The retry works like:

Simulation

We’ve seen cascading failures in TiKV clusters. So I wrote a simulator to study the robustness of the feature.

The simulation involves an app generating transactions, each containing multiple read requests. Requests are dispatched to three clients and multiple servers (TiKVs) spread across three availability zones (AZs). The process is straightforward: an app’s request is directed to a client, which then forwards it to a server - read requests initially target a local AZ’s follower. If the read fails, the request is escalated first to the leader, then to other followers if necessary. Should all replicas fail, the error is relayed back to the app. Each server has a FIFO queue to handle requests.

The model incorporates two timeout mechanisms:

A configurable KV read timeout, enforced by the server, is set at one second and applies only to the initial round of attempts of each request. If a timeout occurs, the request may be retried on alternative peers. This is the feature I wanted to study.
A maximum execution time, monitored by the client, defines the total duration a request can take from the App’s viewpoint, inclusive of any internal retries. If this limit is exceeded, a timeout error is reported back to the App.

The simulation has a duration of 500 seconds. During the interval from the 100th to the 150th second, the App is permitted to produce a workload that is 1.25 times its standard load.

The throughput experiences some fluctuation due to the load spike, but stabilizes once the spike disappears. Throughout this period, no errors are reported back to the App.

Post-spike transaction latency stabilizes at an level of approximately 15 seconds, significantly higher than the pre-spike tens of milliseconds, suggesting the cluster transitions into a metastable state.

Investigating the cause of this phenomenon involved analyzing server-side QPS, indicating sustained high pressure post-spike. Initial round requests predominantly fail across the sequence: local -> leader -> followers x2. Subsequent local requests in the second round, without the configurable read timeout, succeed. The extra load comes from retries. Retries come from read timeouts.

Read requests often time out as there’s a high likelihood that a request, once removed from the queue, will not complete its task within the deadline.

And that is because the read task queue is too long.

In summary, the load spike leads to an overload in TiKV’s readpool due to the accumulation of read tasks in the queue. After the spike subsides, the prolonged queue causes tasks to frequently time out, and subsequent retries maintain the overloaded state of TiKV. This situation does not automatically resolve.
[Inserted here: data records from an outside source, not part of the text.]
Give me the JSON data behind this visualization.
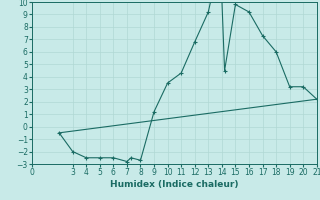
{
  "title": "",
  "xlabel": "Humidex (Indice chaleur)",
  "background_color": "#c8eae8",
  "line_color": "#1a6b63",
  "grid_color": "#b0d8d4",
  "xlim": [
    0,
    21
  ],
  "ylim": [
    -3,
    10
  ],
  "xticks": [
    0,
    3,
    4,
    5,
    6,
    7,
    8,
    9,
    10,
    11,
    12,
    13,
    14,
    15,
    16,
    17,
    18,
    19,
    20,
    21
  ],
  "yticks": [
    -3,
    -2,
    -1,
    0,
    1,
    2,
    3,
    4,
    5,
    6,
    7,
    8,
    9,
    10
  ],
  "curve1_x": [
    2,
    3,
    4,
    5,
    6,
    7,
    7.3,
    8,
    9,
    10,
    11,
    12,
    13,
    13.2,
    14,
    14.2,
    15,
    16,
    17,
    18,
    19,
    20,
    21
  ],
  "curve1_y": [
    -0.5,
    -2,
    -2.5,
    -2.5,
    -2.5,
    -2.8,
    -2.5,
    -2.7,
    1.2,
    3.5,
    4.3,
    6.8,
    9.2,
    10.2,
    10.2,
    4.5,
    9.8,
    9.2,
    7.3,
    6.0,
    3.2,
    3.2,
    2.2
  ],
  "curve2_x": [
    2,
    21
  ],
  "curve2_y": [
    -0.5,
    2.2
  ],
  "tick_fontsize": 5.5,
  "xlabel_fontsize": 6.5
}
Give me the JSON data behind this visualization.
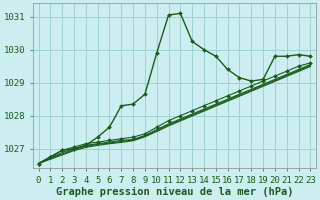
{
  "title": "Graphe pression niveau de la mer (hPa)",
  "bg_color": "#cceef0",
  "grid_color": "#99cccc",
  "line_color": "#1a5c1a",
  "xlim": [
    -0.5,
    23.5
  ],
  "ylim": [
    1026.4,
    1031.4
  ],
  "yticks": [
    1027,
    1028,
    1029,
    1030,
    1031
  ],
  "xticks": [
    0,
    1,
    2,
    3,
    4,
    5,
    6,
    7,
    8,
    9,
    10,
    11,
    12,
    13,
    14,
    15,
    16,
    17,
    18,
    19,
    20,
    21,
    22,
    23
  ],
  "series": [
    {
      "y": [
        1026.55,
        1026.75,
        1026.95,
        1027.0,
        1027.1,
        1027.35,
        1027.65,
        1028.3,
        1028.35,
        1028.65,
        1029.9,
        1031.05,
        1031.1,
        1030.25,
        1030.0,
        1029.8,
        1029.4,
        1029.15,
        1029.05,
        1029.1,
        1029.8,
        1029.8,
        1029.85,
        1029.8
      ],
      "marker": true,
      "lw": 1.0
    },
    {
      "y": [
        1026.55,
        1026.75,
        1026.95,
        1027.05,
        1027.15,
        1027.2,
        1027.25,
        1027.3,
        1027.35,
        1027.45,
        1027.65,
        1027.85,
        1028.0,
        1028.15,
        1028.3,
        1028.45,
        1028.6,
        1028.75,
        1028.9,
        1029.05,
        1029.2,
        1029.35,
        1029.5,
        1029.6
      ],
      "marker": true,
      "lw": 0.8
    },
    {
      "y": [
        1026.55,
        1026.72,
        1026.88,
        1027.0,
        1027.1,
        1027.15,
        1027.2,
        1027.25,
        1027.28,
        1027.4,
        1027.58,
        1027.75,
        1027.9,
        1028.05,
        1028.2,
        1028.35,
        1028.5,
        1028.65,
        1028.8,
        1028.95,
        1029.1,
        1029.25,
        1029.4,
        1029.55
      ],
      "marker": false,
      "lw": 0.8
    },
    {
      "y": [
        1026.55,
        1026.7,
        1026.84,
        1026.97,
        1027.07,
        1027.13,
        1027.17,
        1027.22,
        1027.26,
        1027.38,
        1027.55,
        1027.72,
        1027.87,
        1028.02,
        1028.17,
        1028.32,
        1028.47,
        1028.62,
        1028.77,
        1028.92,
        1029.07,
        1029.22,
        1029.37,
        1029.52
      ],
      "marker": false,
      "lw": 0.8
    },
    {
      "y": [
        1026.55,
        1026.68,
        1026.81,
        1026.94,
        1027.04,
        1027.1,
        1027.15,
        1027.19,
        1027.24,
        1027.36,
        1027.52,
        1027.69,
        1027.84,
        1027.99,
        1028.14,
        1028.29,
        1028.44,
        1028.59,
        1028.74,
        1028.89,
        1029.04,
        1029.19,
        1029.34,
        1029.49
      ],
      "marker": false,
      "lw": 0.8
    }
  ],
  "xlabel_fontsize": 7.5,
  "tick_fontsize": 6.5
}
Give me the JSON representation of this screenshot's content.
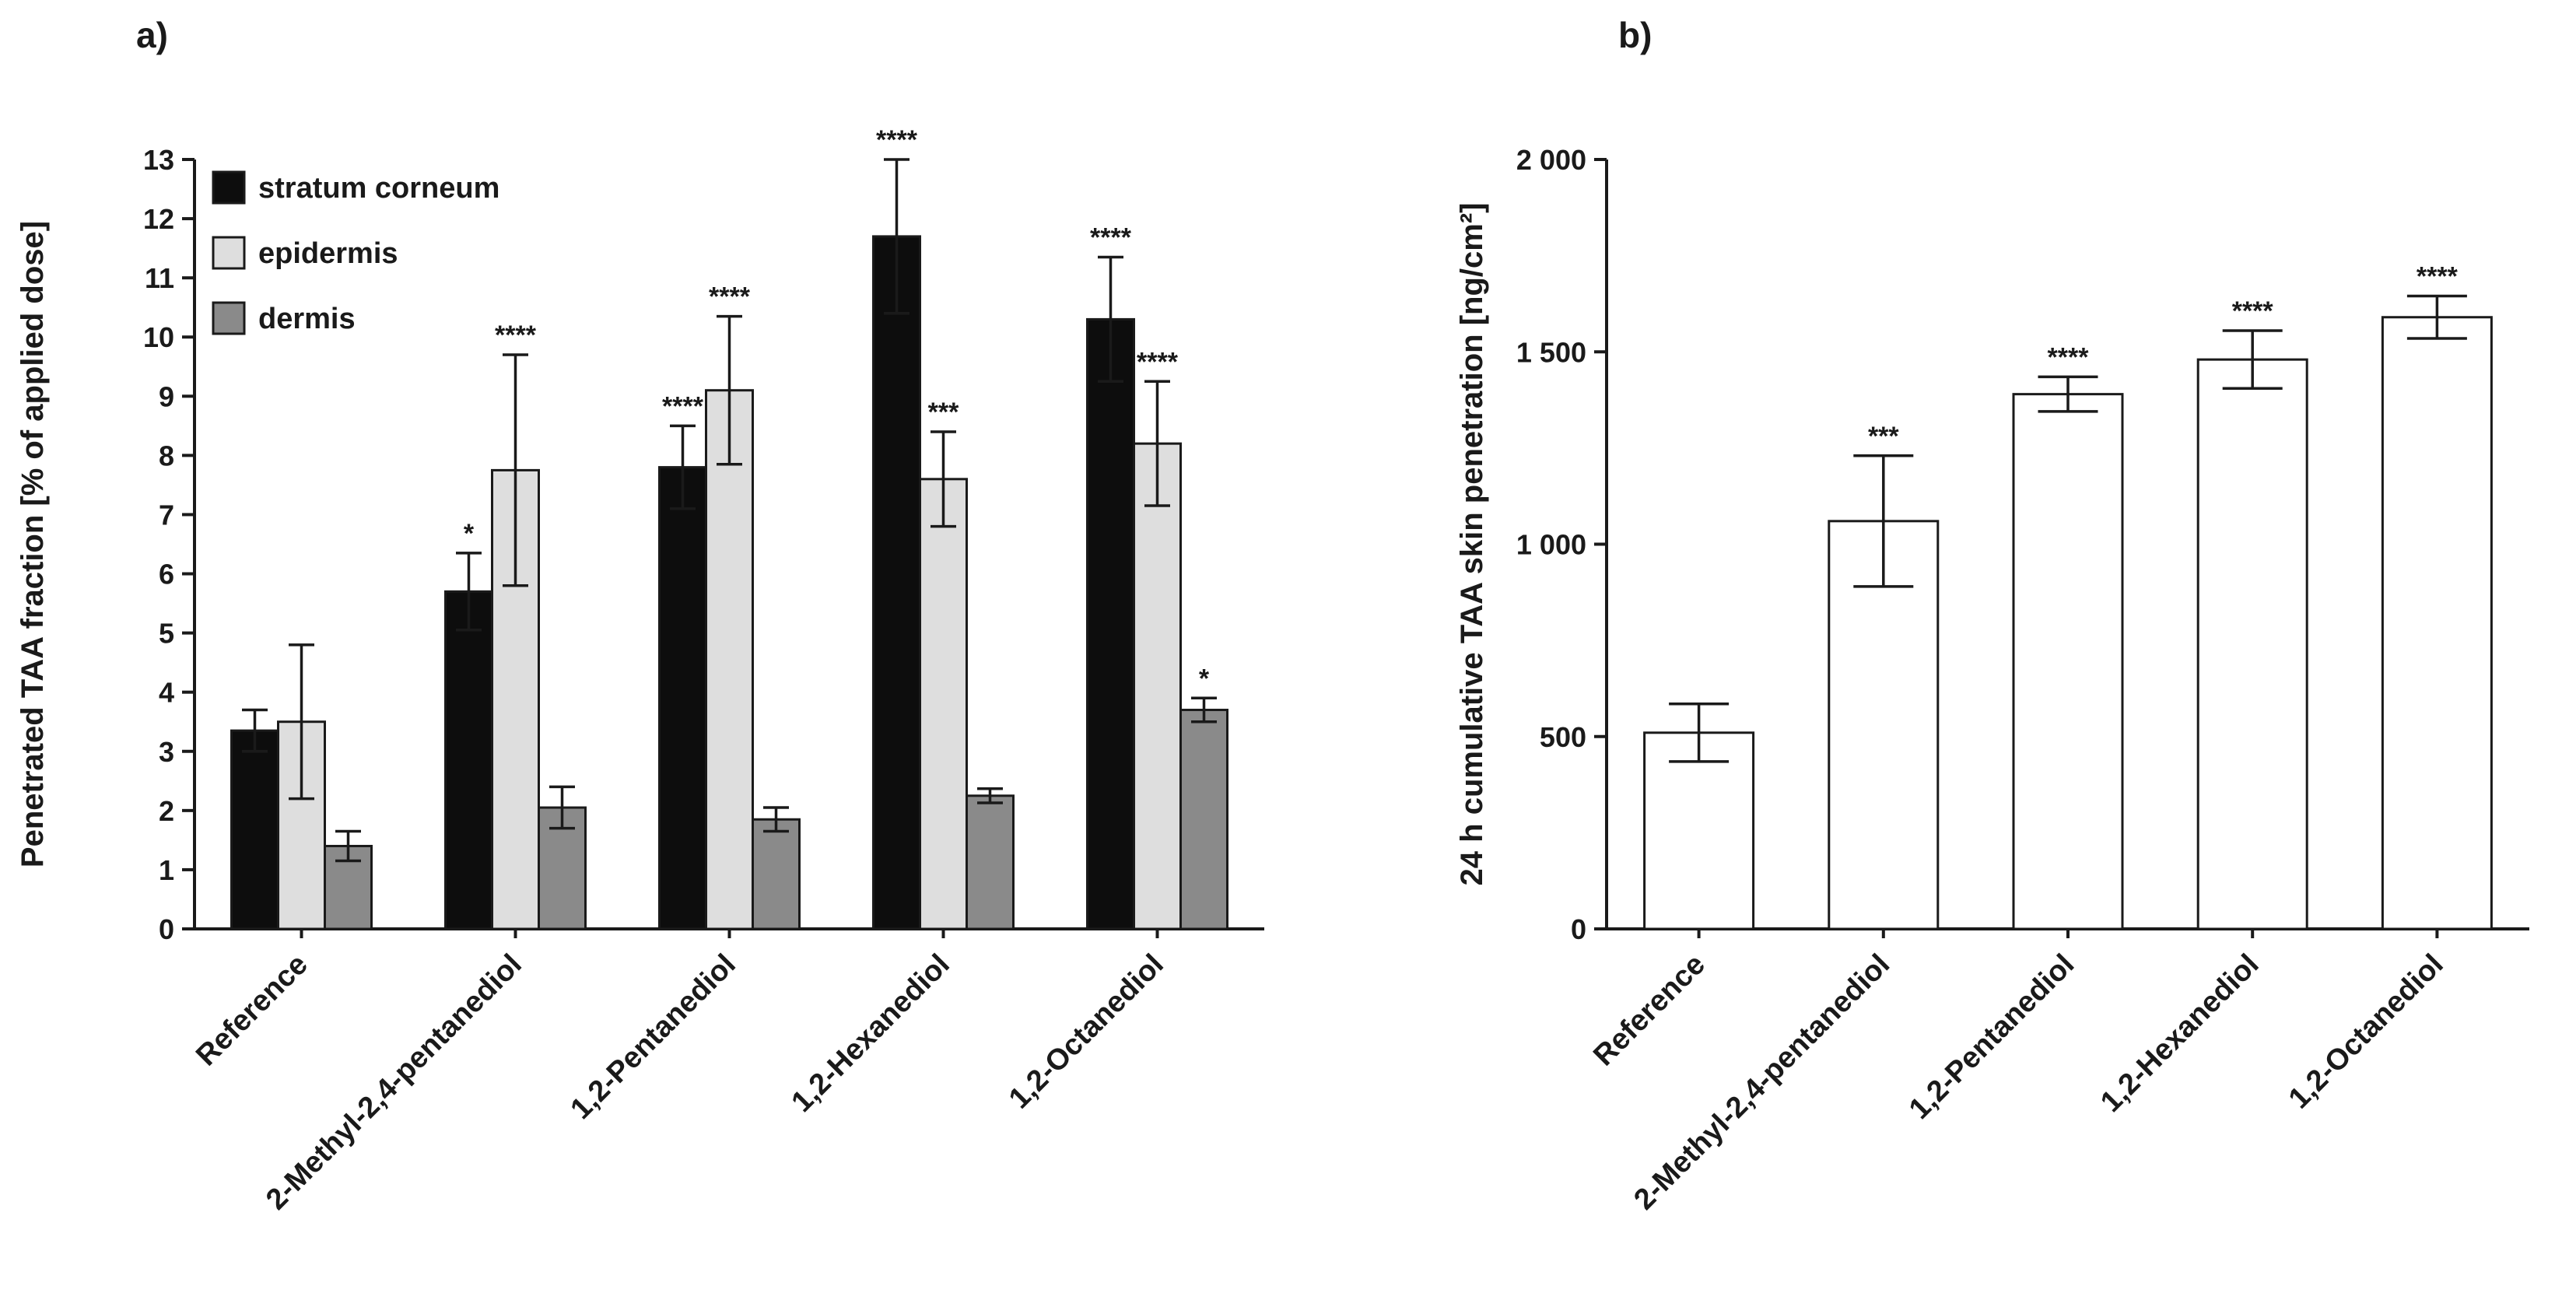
{
  "panels": [
    {
      "label": "a)"
    },
    {
      "label": "b)"
    }
  ],
  "chart_data": [
    {
      "type": "bar",
      "title": "",
      "ylabel": "Penetrated TAA fraction [% of applied dose]",
      "xlabel": "",
      "categories": [
        "Reference",
        "2-Methyl-2,4-pentanediol",
        "1,2-Pentanediol",
        "1,2-Hexanediol",
        "1,2-Octanediol"
      ],
      "series": [
        {
          "name": "stratum corneum",
          "color": "#0d0d0d",
          "values": [
            3.35,
            5.7,
            7.8,
            11.7,
            10.3
          ],
          "errors": [
            0.35,
            0.65,
            0.7,
            1.3,
            1.05
          ],
          "sig": [
            "",
            "*",
            "****",
            "****",
            "****"
          ]
        },
        {
          "name": "epidermis",
          "color": "#dedede",
          "values": [
            3.5,
            7.75,
            9.1,
            7.6,
            8.2
          ],
          "errors": [
            1.3,
            1.95,
            1.25,
            0.8,
            1.05
          ],
          "sig": [
            "",
            "****",
            "****",
            "***",
            "****"
          ]
        },
        {
          "name": "dermis",
          "color": "#8a8a8a",
          "values": [
            1.4,
            2.05,
            1.85,
            2.25,
            3.7
          ],
          "errors": [
            0.25,
            0.35,
            0.2,
            0.12,
            0.2
          ],
          "sig": [
            "",
            "",
            "",
            "",
            "*"
          ]
        }
      ],
      "ylim": [
        0,
        13
      ],
      "yticks": [
        0,
        1,
        2,
        3,
        4,
        5,
        6,
        7,
        8,
        9,
        10,
        11,
        12,
        13
      ],
      "grid": false,
      "legend_position": "top-left"
    },
    {
      "type": "bar",
      "title": "",
      "ylabel": "24 h cumulative TAA skin penetration [ng/cm²]",
      "xlabel": "",
      "categories": [
        "Reference",
        "2-Methyl-2,4-pentanediol",
        "1,2-Pentanediol",
        "1,2-Hexanediol",
        "1,2-Octanediol"
      ],
      "bar_color": "#ffffff",
      "values": [
        510,
        1060,
        1390,
        1480,
        1590
      ],
      "errors": [
        75,
        170,
        45,
        75,
        55
      ],
      "sig": [
        "",
        "***",
        "****",
        "****",
        "****"
      ],
      "ylim": [
        0,
        2000
      ],
      "yticks": [
        0,
        500,
        1000,
        1500,
        2000
      ],
      "ytick_labels": [
        "0",
        "500",
        "1 000",
        "1 500",
        "2 000"
      ],
      "grid": false,
      "legend_position": "none"
    }
  ]
}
Increasing load and decreasing system capacity is identical in this situation. In further simulation, it turned out the metastable state can also be triggered by IO latency spikes.

Take-aways

I found more materials discussing the problem:

These great materials already discussed the pattern pretty well in a systematic way. I’ll just put some of my personal take-aways here

Simulator is a useful too to study system behavior. And it’s interesting
Metastable failure is a result of a tradeoff between efficiency and vulnerability. Higher resouce utilization causes higher overloading risk.
This can be addressed from either perspective:
- Triggers. You can hardly eliminate triggers like IO spike and load spike. But you can be prepared for it.
- Sustaining effects. Be careful and think twice before applying a feature that could possibly amplify system load.